A. That was the final piece of information that Ms. Romo had requested back on December 30th, which was just to provide the Union with the days off that we were going to have for the AWS, and as I said, close that loop and then move forward to reimplementing the AWS.
 
(Tr. 188).  Thus, neither of the Respondent’s witnesses directly contradicted Ms. Romo’s testimony that she did not agree during the January 10, 2014, meeting to proceed with implementation of CWS/AWS with off-days limited to Tuesday and Wednesday but, rather, that she wanted to discuss the matter further with Mr. Ramirez and Mr. Garza which is consistent with Ms. Perez’s contemporaneous note of the meeting.  (R. Ex. 4).  
[10] The GC did not seek a status quo ante remedy in Case No. DA-CA-13-0410.
[11] The Respondent introduced a copy of an employee’s work schedule from January of 2013 which reflects that the employee was on a compressed work schedule with Wednesday as his day off. 

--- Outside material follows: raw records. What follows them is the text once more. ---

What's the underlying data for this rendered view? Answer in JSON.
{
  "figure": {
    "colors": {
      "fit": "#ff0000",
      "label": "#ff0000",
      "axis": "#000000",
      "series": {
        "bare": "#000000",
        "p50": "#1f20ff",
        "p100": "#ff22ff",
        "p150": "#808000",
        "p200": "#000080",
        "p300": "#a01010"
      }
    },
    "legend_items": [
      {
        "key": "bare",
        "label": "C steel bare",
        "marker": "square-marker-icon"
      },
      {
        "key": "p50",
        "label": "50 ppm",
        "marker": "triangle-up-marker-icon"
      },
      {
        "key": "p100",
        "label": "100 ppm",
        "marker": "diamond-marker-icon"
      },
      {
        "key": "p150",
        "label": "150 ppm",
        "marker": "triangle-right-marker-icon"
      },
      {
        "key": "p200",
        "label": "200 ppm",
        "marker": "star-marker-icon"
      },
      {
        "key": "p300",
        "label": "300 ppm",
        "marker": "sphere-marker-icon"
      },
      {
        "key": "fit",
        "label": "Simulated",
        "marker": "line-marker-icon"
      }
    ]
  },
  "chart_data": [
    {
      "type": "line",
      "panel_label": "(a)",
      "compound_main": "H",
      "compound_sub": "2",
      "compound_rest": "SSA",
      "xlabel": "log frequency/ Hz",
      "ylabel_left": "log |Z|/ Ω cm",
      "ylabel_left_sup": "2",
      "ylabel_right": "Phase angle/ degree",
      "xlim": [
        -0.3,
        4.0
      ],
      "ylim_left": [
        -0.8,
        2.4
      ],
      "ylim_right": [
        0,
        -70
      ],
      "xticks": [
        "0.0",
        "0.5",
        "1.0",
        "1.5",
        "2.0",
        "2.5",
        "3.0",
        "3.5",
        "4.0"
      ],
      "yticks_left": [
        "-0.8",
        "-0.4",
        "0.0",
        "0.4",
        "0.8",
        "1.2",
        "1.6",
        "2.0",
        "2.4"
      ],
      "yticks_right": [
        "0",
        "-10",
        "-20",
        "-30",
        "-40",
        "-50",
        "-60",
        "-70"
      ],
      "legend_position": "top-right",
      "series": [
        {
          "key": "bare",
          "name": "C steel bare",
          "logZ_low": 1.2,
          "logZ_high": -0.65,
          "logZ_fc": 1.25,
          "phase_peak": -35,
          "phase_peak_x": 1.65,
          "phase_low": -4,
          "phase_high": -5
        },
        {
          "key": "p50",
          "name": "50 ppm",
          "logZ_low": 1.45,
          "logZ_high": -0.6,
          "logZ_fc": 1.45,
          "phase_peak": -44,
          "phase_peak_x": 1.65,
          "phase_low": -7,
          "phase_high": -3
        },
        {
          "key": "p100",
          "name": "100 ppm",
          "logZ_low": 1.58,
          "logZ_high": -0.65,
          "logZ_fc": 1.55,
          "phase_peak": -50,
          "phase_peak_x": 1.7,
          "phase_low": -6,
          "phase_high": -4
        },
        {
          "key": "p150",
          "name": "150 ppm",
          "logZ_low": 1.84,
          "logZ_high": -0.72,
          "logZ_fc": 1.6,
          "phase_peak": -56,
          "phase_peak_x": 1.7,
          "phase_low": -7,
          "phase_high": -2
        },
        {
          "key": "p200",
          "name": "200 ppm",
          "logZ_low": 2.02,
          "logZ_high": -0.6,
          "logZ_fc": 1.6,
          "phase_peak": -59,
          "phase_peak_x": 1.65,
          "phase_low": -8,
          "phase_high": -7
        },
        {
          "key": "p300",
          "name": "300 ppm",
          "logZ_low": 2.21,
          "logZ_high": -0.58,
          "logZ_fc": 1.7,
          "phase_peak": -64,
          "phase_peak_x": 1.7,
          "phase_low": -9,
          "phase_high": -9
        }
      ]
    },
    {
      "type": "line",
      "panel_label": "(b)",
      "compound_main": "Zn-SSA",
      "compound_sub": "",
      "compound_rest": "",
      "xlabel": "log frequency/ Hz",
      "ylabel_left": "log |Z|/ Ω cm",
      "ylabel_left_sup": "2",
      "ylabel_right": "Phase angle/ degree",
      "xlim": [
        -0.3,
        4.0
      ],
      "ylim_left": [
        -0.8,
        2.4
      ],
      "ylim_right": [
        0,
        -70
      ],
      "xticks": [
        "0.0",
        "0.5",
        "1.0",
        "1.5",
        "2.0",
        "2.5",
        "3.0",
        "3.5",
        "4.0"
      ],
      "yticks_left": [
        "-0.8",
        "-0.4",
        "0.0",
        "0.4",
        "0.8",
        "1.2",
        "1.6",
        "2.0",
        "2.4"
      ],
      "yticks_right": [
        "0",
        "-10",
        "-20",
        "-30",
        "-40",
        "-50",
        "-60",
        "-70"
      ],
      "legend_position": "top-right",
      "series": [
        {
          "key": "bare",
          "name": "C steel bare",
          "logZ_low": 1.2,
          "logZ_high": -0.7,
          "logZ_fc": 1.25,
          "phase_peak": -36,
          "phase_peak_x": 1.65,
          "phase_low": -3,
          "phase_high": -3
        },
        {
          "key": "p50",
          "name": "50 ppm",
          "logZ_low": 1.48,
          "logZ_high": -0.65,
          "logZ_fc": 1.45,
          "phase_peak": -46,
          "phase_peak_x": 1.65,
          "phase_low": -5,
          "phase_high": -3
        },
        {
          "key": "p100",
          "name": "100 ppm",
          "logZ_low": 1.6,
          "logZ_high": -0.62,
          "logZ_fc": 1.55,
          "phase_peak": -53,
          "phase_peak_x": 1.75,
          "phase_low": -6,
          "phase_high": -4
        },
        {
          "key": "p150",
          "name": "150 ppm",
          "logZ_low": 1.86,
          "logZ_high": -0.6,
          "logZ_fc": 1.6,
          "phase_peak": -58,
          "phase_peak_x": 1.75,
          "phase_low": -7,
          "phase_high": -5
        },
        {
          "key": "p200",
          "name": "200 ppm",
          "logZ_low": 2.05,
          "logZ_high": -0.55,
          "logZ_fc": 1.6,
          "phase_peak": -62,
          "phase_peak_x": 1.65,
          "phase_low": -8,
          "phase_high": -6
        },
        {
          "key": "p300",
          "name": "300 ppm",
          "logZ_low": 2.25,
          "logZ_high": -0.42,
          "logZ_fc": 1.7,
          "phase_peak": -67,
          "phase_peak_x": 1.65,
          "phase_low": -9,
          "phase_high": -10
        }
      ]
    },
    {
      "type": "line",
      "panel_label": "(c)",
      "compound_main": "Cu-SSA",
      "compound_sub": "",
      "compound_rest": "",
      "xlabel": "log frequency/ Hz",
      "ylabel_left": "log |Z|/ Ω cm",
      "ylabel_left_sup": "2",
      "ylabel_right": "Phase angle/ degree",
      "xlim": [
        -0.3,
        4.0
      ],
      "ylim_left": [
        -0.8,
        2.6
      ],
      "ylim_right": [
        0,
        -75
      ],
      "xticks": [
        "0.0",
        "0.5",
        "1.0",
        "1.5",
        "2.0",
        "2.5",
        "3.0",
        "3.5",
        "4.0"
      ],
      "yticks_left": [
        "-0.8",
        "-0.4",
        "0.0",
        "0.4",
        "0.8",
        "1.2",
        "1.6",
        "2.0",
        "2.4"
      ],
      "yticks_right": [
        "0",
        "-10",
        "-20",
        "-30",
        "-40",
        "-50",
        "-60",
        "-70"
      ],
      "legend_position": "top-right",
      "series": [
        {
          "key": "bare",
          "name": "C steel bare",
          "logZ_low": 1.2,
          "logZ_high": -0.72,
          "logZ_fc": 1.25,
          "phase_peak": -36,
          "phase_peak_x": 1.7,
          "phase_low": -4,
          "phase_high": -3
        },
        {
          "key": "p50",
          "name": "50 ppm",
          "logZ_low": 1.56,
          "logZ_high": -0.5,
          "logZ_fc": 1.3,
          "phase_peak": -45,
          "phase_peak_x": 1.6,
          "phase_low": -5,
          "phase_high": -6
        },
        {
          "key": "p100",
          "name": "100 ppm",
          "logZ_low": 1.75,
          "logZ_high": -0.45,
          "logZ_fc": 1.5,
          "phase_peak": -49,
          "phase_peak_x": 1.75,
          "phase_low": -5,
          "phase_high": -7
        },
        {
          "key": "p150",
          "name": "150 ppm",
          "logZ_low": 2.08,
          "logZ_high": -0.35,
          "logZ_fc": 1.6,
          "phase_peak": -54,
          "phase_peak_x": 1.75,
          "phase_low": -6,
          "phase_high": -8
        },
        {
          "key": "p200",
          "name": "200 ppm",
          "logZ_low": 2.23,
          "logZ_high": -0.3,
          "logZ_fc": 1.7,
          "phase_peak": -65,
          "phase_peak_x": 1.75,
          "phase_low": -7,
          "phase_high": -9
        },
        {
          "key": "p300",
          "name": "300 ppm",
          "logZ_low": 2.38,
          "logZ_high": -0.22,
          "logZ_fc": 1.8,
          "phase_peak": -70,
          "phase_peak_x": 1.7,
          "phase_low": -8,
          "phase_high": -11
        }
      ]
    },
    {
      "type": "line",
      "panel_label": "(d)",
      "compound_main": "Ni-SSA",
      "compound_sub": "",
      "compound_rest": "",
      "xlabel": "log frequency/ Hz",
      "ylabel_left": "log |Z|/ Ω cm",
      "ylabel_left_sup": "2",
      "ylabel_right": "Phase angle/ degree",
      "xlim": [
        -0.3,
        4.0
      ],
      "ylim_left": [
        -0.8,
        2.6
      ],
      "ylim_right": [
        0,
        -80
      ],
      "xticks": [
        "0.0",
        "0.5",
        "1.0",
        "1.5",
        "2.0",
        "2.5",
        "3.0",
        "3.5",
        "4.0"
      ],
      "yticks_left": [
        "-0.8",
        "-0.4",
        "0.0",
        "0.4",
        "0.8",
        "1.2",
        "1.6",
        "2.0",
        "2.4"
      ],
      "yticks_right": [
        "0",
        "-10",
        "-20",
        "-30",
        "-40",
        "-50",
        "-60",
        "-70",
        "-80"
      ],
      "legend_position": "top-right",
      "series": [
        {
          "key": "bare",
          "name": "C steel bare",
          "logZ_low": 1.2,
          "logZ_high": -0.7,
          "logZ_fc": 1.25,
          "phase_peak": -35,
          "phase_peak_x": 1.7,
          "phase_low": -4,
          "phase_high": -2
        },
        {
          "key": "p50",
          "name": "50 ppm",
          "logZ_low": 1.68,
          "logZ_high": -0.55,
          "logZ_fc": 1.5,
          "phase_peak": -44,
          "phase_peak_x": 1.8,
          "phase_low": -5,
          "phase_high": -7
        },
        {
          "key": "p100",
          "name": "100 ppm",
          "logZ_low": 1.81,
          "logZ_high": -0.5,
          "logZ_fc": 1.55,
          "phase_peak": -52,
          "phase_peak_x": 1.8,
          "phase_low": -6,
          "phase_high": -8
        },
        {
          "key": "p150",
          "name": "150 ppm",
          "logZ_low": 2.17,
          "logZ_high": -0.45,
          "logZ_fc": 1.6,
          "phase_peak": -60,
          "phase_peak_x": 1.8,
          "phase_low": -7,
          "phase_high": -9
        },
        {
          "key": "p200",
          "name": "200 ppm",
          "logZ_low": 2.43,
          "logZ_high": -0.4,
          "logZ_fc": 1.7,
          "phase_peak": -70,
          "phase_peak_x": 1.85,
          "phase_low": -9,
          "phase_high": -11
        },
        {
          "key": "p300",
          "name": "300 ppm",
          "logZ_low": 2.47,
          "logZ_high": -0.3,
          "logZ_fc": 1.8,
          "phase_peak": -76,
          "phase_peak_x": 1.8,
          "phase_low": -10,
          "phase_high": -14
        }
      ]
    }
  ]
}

(R. Ex. 5; Tr. 185-86).  Since it is undisputed that there was no restriction on available days off under the CWS/AWS program that was in use at the HRO prior to April of 2013, the fact that one employee selected a Wednesday as his day off does not establish that a compressed schedule with days off limited to Tuesdays and Wednesdays was in use at the HRO prior to January of 2014.  
[12] The Authority concluded that the agency’s bargaining obligations with respect to the changes in starting and quitting times was limited to the impact and implementation, but not the substance, of the decision because the case involved the agency’s right under § 6122(a) of the Work Schedules Act, 5 U.S.C. § 6122(a), “to adjust employee arrival and departure times within the flexible hours of the AWS to ensure office coverage during the hours that the office was open for business.”  (Id. at 1238).  The instant case does not simply concern an adjustment in arrival and departure times that is reserved to agency management under § 6122(a),but rather a decision to establish CWS/AWS which, as discussed above, is substantively negotiable.  See EPA, Research Triangle Park, N.C., 43 FLRA 87, 94 (1991) (distinguishing Lowery AFB in a case involving termination of AWS). 
 
[13] The 2000 Agreement was signed by the INS Commissioner and the AFGE President on June 8, 2000, and Article 49 provides that it shall be in effect for three years from that date. 
[14] Subsection 2(b) (Legal Restrictions) of Article 29, Section C recites the legal parameters for CWS/AWS under the Work Schedules Act. (Jt. Ex. 1 at 57).
 
[15] It is noted that one HRO employee ultimately went to the Union when his request for Tuesday as his off-day was denied by Supervisor Jimenez.  However, I consider Mr. Garza’s conduct in contacting the Union to have been a purely fortuitous event that did not have the effect of curing or ameliorating the Respondent’s unlawful bypass.